Assessment of IL-1β Release in THP-1 Cells

The release of IL-1β was measured by ELISA kit (R&D system), as previously described [25]. After cell stimulation, the medium was collected and centrifuged for 5 min at 800 rpm to obtain cell-free supernatants. Aliquots of 100 μL were used for the test.

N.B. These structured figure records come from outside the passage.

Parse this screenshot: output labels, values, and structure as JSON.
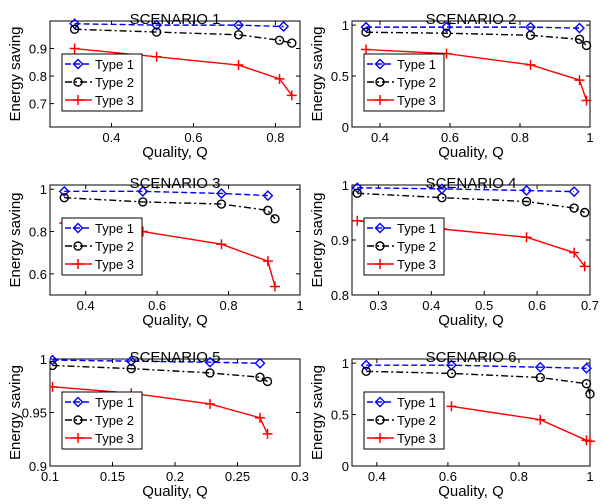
{
  "chart_data": [
    {
      "type": "line",
      "title": "SCENARIO 1",
      "xlabel": "Quality, Q",
      "ylabel": "Energy saving",
      "xlim": [
        0.25,
        0.86
      ],
      "ylim": [
        0.615,
        1.0
      ],
      "xticks": [
        0.4,
        0.6,
        0.8
      ],
      "xtick_labels": [
        "0.4",
        "0.6",
        "0.8"
      ],
      "yticks": [
        0.7,
        0.8,
        0.9
      ],
      "ytick_labels": [
        "0.7",
        "0.8",
        "0.9"
      ],
      "legend": "left",
      "series": [
        {
          "name": "Type 1",
          "x": [
            0.31,
            0.51,
            0.71,
            0.82
          ],
          "y": [
            0.99,
            0.985,
            0.985,
            0.98
          ]
        },
        {
          "name": "Type 2",
          "x": [
            0.31,
            0.51,
            0.71,
            0.81,
            0.84
          ],
          "y": [
            0.97,
            0.96,
            0.95,
            0.93,
            0.92
          ]
        },
        {
          "name": "Type 3",
          "x": [
            0.31,
            0.51,
            0.71,
            0.81,
            0.84
          ],
          "y": [
            0.9,
            0.87,
            0.84,
            0.79,
            0.73
          ]
        }
      ]
    },
    {
      "type": "line",
      "title": "SCENARIO 2",
      "xlabel": "Quality, Q",
      "ylabel": "Energy saving",
      "xlim": [
        0.32,
        1.0
      ],
      "ylim": [
        0.0,
        1.04
      ],
      "xticks": [
        0.4,
        0.6,
        0.8,
        1.0
      ],
      "xtick_labels": [
        "0.4",
        "0.6",
        "0.8",
        "1"
      ],
      "yticks": [
        0,
        0.5,
        1.0
      ],
      "ytick_labels": [
        "0",
        "0.5",
        "1"
      ],
      "legend": "left",
      "series": [
        {
          "name": "Type 1",
          "x": [
            0.36,
            0.59,
            0.83,
            0.97
          ],
          "y": [
            0.98,
            0.98,
            0.98,
            0.97
          ]
        },
        {
          "name": "Type 2",
          "x": [
            0.36,
            0.59,
            0.83,
            0.97,
            0.99
          ],
          "y": [
            0.93,
            0.92,
            0.9,
            0.86,
            0.8
          ]
        },
        {
          "name": "Type 3",
          "x": [
            0.36,
            0.59,
            0.83,
            0.97,
            0.99
          ],
          "y": [
            0.76,
            0.72,
            0.61,
            0.46,
            0.26
          ]
        }
      ]
    },
    {
      "type": "line",
      "title": "SCENARIO 3",
      "xlabel": "Quality, Q",
      "ylabel": "Energy saving",
      "xlim": [
        0.3,
        1.0
      ],
      "ylim": [
        0.5,
        1.02
      ],
      "xticks": [
        0.4,
        0.6,
        0.8,
        1.0
      ],
      "xtick_labels": [
        "0.4",
        "0.6",
        "0.8",
        "1"
      ],
      "yticks": [
        0.6,
        0.8,
        1.0
      ],
      "ytick_labels": [
        "0.6",
        "0.8",
        "1"
      ],
      "legend": "left",
      "series": [
        {
          "name": "Type 1",
          "x": [
            0.34,
            0.56,
            0.78,
            0.91
          ],
          "y": [
            0.99,
            0.99,
            0.98,
            0.97
          ]
        },
        {
          "name": "Type 2",
          "x": [
            0.34,
            0.56,
            0.78,
            0.91,
            0.93
          ],
          "y": [
            0.96,
            0.94,
            0.93,
            0.9,
            0.86
          ]
        },
        {
          "name": "Type 3",
          "x": [
            0.34,
            0.56,
            0.78,
            0.91,
            0.93
          ],
          "y": [
            0.84,
            0.8,
            0.74,
            0.66,
            0.54
          ]
        }
      ]
    },
    {
      "type": "line",
      "title": "SCENARIO 4",
      "xlabel": "Quality, Q",
      "ylabel": "Energy saving",
      "xlim": [
        0.25,
        0.7
      ],
      "ylim": [
        0.8,
        1.0
      ],
      "xticks": [
        0.3,
        0.4,
        0.5,
        0.6,
        0.7
      ],
      "xtick_labels": [
        "0.3",
        "0.4",
        "0.5",
        "0.6",
        "0.7"
      ],
      "yticks": [
        0.8,
        0.9,
        1.0
      ],
      "ytick_labels": [
        "0.8",
        "0.9",
        "1"
      ],
      "legend": "left",
      "series": [
        {
          "name": "Type 1",
          "x": [
            0.26,
            0.42,
            0.58,
            0.67
          ],
          "y": [
            0.995,
            0.993,
            0.99,
            0.988
          ]
        },
        {
          "name": "Type 2",
          "x": [
            0.26,
            0.42,
            0.58,
            0.67,
            0.69
          ],
          "y": [
            0.985,
            0.977,
            0.97,
            0.958,
            0.95
          ]
        },
        {
          "name": "Type 3",
          "x": [
            0.26,
            0.42,
            0.58,
            0.67,
            0.69
          ],
          "y": [
            0.935,
            0.92,
            0.905,
            0.877,
            0.852
          ]
        }
      ]
    },
    {
      "type": "line",
      "title": "SCENARIO 5",
      "xlabel": "Quality, Q",
      "ylabel": "Energy saving",
      "xlim": [
        0.1,
        0.3
      ],
      "ylim": [
        0.9,
        1.0
      ],
      "xticks": [
        0.1,
        0.15,
        0.2,
        0.25,
        0.3
      ],
      "xtick_labels": [
        "0.1",
        "0.15",
        "0.2",
        "0.25",
        "0.3"
      ],
      "yticks": [
        0.9,
        0.95,
        1.0
      ],
      "ytick_labels": [
        "0.9",
        "0.95",
        "1"
      ],
      "legend": "left",
      "series": [
        {
          "name": "Type 1",
          "x": [
            0.102,
            0.165,
            0.228,
            0.268
          ],
          "y": [
            0.999,
            0.998,
            0.997,
            0.996
          ]
        },
        {
          "name": "Type 2",
          "x": [
            0.102,
            0.165,
            0.228,
            0.268,
            0.274
          ],
          "y": [
            0.994,
            0.991,
            0.987,
            0.983,
            0.979
          ]
        },
        {
          "name": "Type 3",
          "x": [
            0.102,
            0.165,
            0.228,
            0.268,
            0.274
          ],
          "y": [
            0.974,
            0.968,
            0.958,
            0.945,
            0.93
          ]
        }
      ]
    },
    {
      "type": "line",
      "title": "SCENARIO 6",
      "xlabel": "Quality, Q",
      "ylabel": "Energy saving",
      "xlim": [
        0.33,
        1.0
      ],
      "ylim": [
        0.0,
        1.04
      ],
      "xticks": [
        0.4,
        0.6,
        0.8,
        1.0
      ],
      "xtick_labels": [
        "0.4",
        "0.6",
        "0.8",
        "1"
      ],
      "yticks": [
        0,
        0.5,
        1.0
      ],
      "ytick_labels": [
        "0",
        "0.5",
        "1"
      ],
      "legend": "left",
      "series": [
        {
          "name": "Type 1",
          "x": [
            0.37,
            0.61,
            0.86,
            0.99
          ],
          "y": [
            0.98,
            0.98,
            0.96,
            0.95
          ]
        },
        {
          "name": "Type 2",
          "x": [
            0.37,
            0.61,
            0.86,
            0.99,
            1.0
          ],
          "y": [
            0.92,
            0.9,
            0.86,
            0.8,
            0.7
          ]
        },
        {
          "name": "Type 3",
          "x": [
            0.61,
            0.86,
            0.99,
            1.0
          ],
          "y": [
            0.58,
            0.45,
            0.25,
            0.24
          ]
        }
      ]
    }
  ],
  "style": {
    "series_colors": [
      "#0000ff",
      "#000000",
      "#ff0000"
    ],
    "series_dash": [
      "dashed",
      "dash-dot",
      "solid"
    ],
    "series_markers": [
      "diamond",
      "circle",
      "plus"
    ]
  }
}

IL-1β concentration was expressed as percentage versus THP-1 control cells (Ctrl).

Drugs and Reagents

ATP, DEX, DMSO, DNBS, FBS, LPS, PBS, and PMA were purchased from Sigma Aldrich (St. Louis, MO, USA). The synthesis of NC-2600 and NP-1815-PX were performed by Nippon Chemiphar Co., Ltd. For cell culture experiments, we dissolved the compound NC-2600 in sterile DMSO and subsequently diluted it in culture medium. For the experiments on animals, solid dispersion form of NC-2600 was used, as NC-2600 is hardly dissolved.

Statistical Analysis

Data are presented as mean ± SEM and analyzed by the GraphPad Prism 7.0 (GraphPad Software Inc., San Diego, CA, USA). Statistical significances were determined by one-way ANOVA followed by Tukey’s post hoc test. A P value < 0.05 was considered statistically significant.